ただ、運営権取得に名乗りを上げるSPCになるには、基本的に第3セクターでは不可とされる。道や千歳市など自治体は、保有する北海道空港株式を売却するか議決権のない優先株に変えるか、何らかの方策を講じなければならない。
5~6年前の1株当たりの純資産額は150万円近くもあったが、最近ではインバウンドの増加で北海道空港の業績は好調のためさらに純資産額は増加している可能性が高い。自治体保有株式をすべて売却すると全体で30%強にもなり、売却先によっては北海道空港の経営戦略にも影響を与えかねない。
想定されるのは、これら自治体株式を複数の道内企業に引き受けてもらいオール北海道の資本体制を作ること。そのうえで大手商社などの出資を募り北海道空港がSPCとなって2000億円とも言われる運営権取得に名乗りを上げる道筋だ。
また、議決権がない代わりに通常の配当よりもプレミアムが付く優先株式に転換する方法も考えられる。この優先株式の配当を、例えば道管理空港の赤字補てんに使うことも可能かもしれない。
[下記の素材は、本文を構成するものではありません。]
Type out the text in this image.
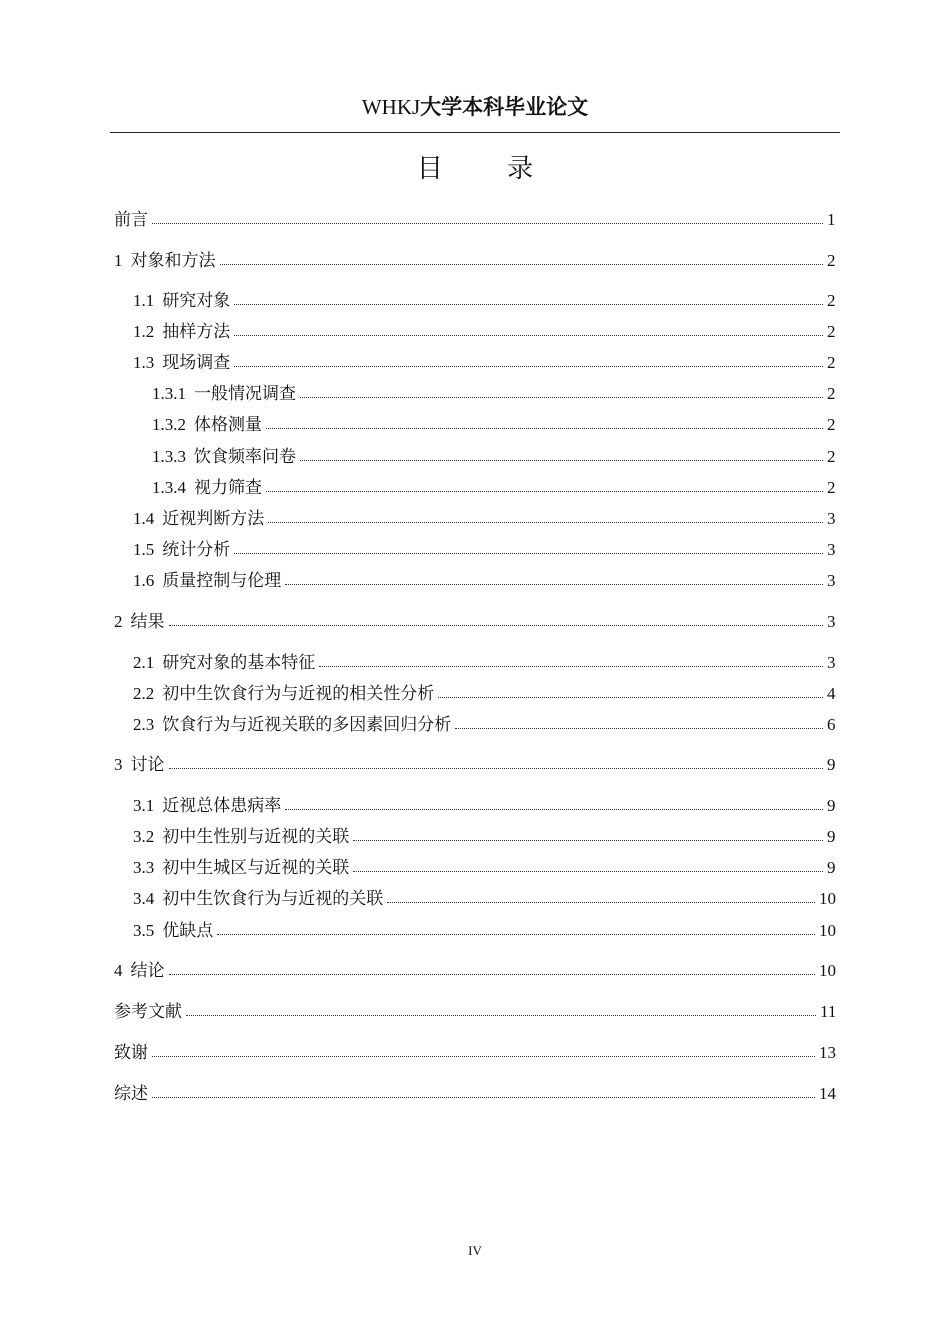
WHKJ大学本科毕业论文
目 录
前言	1
1 对象和方法	2
1.1 研究对象	2
1.2 抽样方法	2
1.3 现场调查	2
1.3.1 一般情况调查	2
1.3.2 体格测量	2
1.3.3 饮食频率问卷	2
1.3.4 视力筛查	2
1.4 近视判断方法	3
1.5 统计分析	3
1.6 质量控制与伦理	3
2 结果	3
2.1 研究对象的基本特征	3
2.2 初中生饮食行为与近视的相关性分析	4
2.3 饮食行为与近视关联的多因素回归分析	6
3 讨论	9
3.1 近视总体患病率	9
3.2 初中生性别与近视的关联	9
3.3 初中生城区与近视的关联	9
3.4 初中生饮食行为与近视的关联	10
3.5 优缺点	10
4 结论	10
参考文献	11
致谢	13
综述	14
IV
2020年に道内7空港の民営化を実現するには、今年中には枠組みを決めなければならず、北海道空港の株式問題も並行して議論することが必要になる。大株主の道と北海道空港の関係は、良好とは言えず互いに瀬踏みしながら本音を探るような危うさを秘めている。国、道、自治体に道内経済界、そして北海道空港が足並みをどう揃えていくかが、空港民営化の肝になる。